Labor Party leader, Keir Starmer, has come under pressure to return financial donations from a property developer who is known to have posted Islamophobic material on social media.
The controversy revolves around businessman David Abrahams, a Blair-era donor who has been embraced by Starmer.
The re-admission of Abrahams as a financial supporter of the Labor Party is widely interpreted as yet another move by Starmer to distance Labor from the legacy and ideals of former leader, Jeremy Corbyn.
Muslim groups and a member of Labor’s National Executive Committee (NEC), Mish Rahman, have contacted Starmer with evidence of Abrahams’ deep-seated Islamophobic views.

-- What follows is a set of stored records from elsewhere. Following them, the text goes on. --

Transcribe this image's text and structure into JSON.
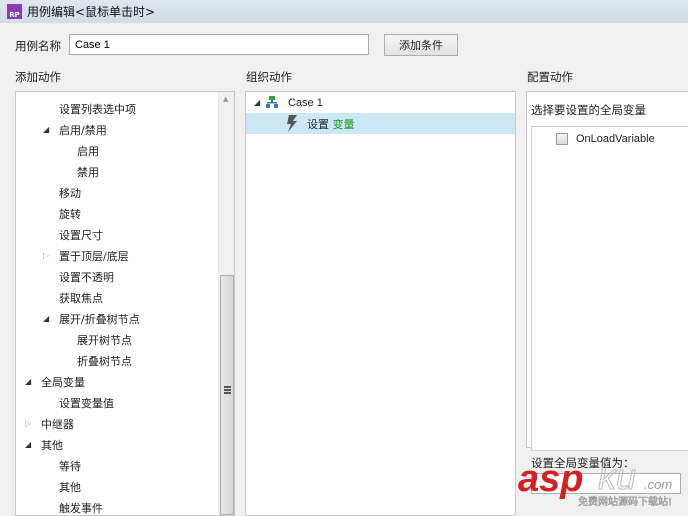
{
  "window": {
    "title": "用例编辑<鼠标单击时>",
    "logo": "RP"
  },
  "case_name": {
    "label": "用例名称",
    "value": "Case 1"
  },
  "add_condition_label": "添加条件",
  "columns": {
    "add": "添加动作",
    "organize": "组织动作",
    "configure": "配置动作"
  },
  "actions": [
    {
      "label": "设置列表选中项",
      "level": 2,
      "arrow": ""
    },
    {
      "label": "启用/禁用",
      "level": 2,
      "arrow": "open"
    },
    {
      "label": "启用",
      "level": 3,
      "arrow": ""
    },
    {
      "label": "禁用",
      "level": 3,
      "arrow": ""
    },
    {
      "label": "移动",
      "level": 2,
      "arrow": ""
    },
    {
      "label": "旋转",
      "level": 2,
      "arrow": ""
    },
    {
      "label": "设置尺寸",
      "level": 2,
      "arrow": ""
    },
    {
      "label": "置于顶层/底层",
      "level": 2,
      "arrow": "closed"
    },
    {
      "label": "设置不透明",
      "level": 2,
      "arrow": ""
    },
    {
      "label": "获取焦点",
      "level": 2,
      "arrow": ""
    },
    {
      "label": "展开/折叠树节点",
      "level": 2,
      "arrow": "open"
    },
    {
      "label": "展开树节点",
      "level": 3,
      "arrow": ""
    },
    {
      "label": "折叠树节点",
      "level": 3,
      "arrow": ""
    },
    {
      "label": "全局变量",
      "level": 1,
      "arrow": "open"
    },
    {
      "label": "设置变量值",
      "level": 2,
      "arrow": ""
    },
    {
      "label": "中继器",
      "level": 1,
      "arrow": "closed"
    },
    {
      "label": "其他",
      "level": 1,
      "arrow": "open"
    },
    {
      "label": "等待",
      "level": 2,
      "arrow": ""
    },
    {
      "label": "其他",
      "level": 2,
      "arrow": ""
    },
    {
      "label": "触发事件",
      "level": 2,
      "arrow": ""
    }
  ],
  "organize": {
    "case_label": "Case 1",
    "action_prefix": "设置",
    "action_target": "变量",
    "action_target_color": "#1a9a1a"
  },
  "configure": {
    "select_label": "选择要设置的全局变量",
    "variables": [
      {
        "name": "OnLoadVariable",
        "checked": false
      }
    ],
    "value_label": "设置全局变量值为："
  },
  "watermark": {
    "brand": "aspku.com",
    "slogan": "免费网站源码下载站!"
  },
  "colors": {
    "selection": "#cce8f6",
    "accent": "#8a3cb4"
  }
}
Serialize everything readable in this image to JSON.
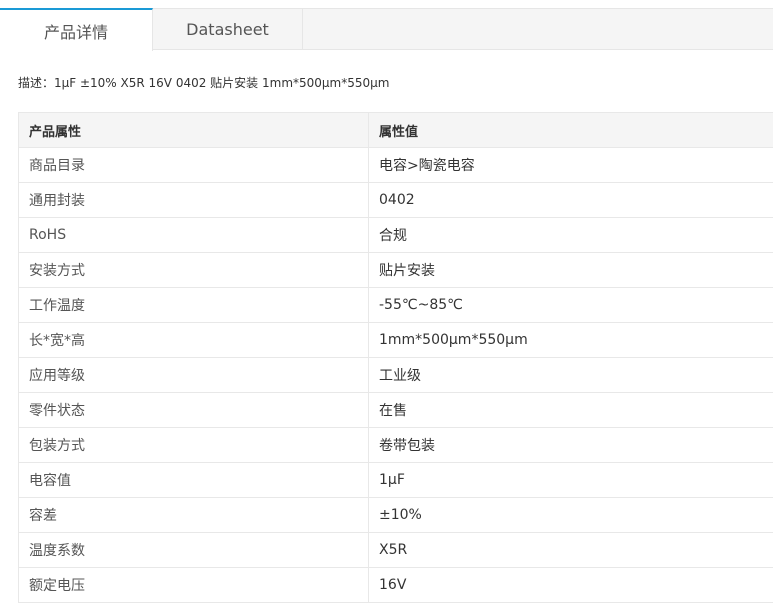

Abrahams’ tweets include suggestions that Muslims have “mixed loyalties”, that conservative Muslim culture is “inherently violent” and that Muslim youth have a “propensity for violence”.
In his most recent Islamophobic tweet (January 2020), Abrahams boasted that while Israel was a “brand new hi-tech state with new inventions to benefit mankind”, the Zionist entity’s “close neighbors chose terrorism and invented suicide bombers”.
The NEC member Rahman has called on Labor to return Abrahams’ money.
“These comments are deeply disturbing … Donating huge amounts of money to Labor should not mean someone can make racist remarks and get away with it. The party should immediately return Abrahams’ donations”, Rahman said.
The controversy over Abrahams comes in the wake of research showing that the majority of Muslim members and supporters of the Labor Party have no faith in new leader Starmer.
According to a survey by the Labor Muslim Network (LMN), 55 percent of respondents say they do not “trust the leadership of the Labor Party to tackle Islamophobia effectively”.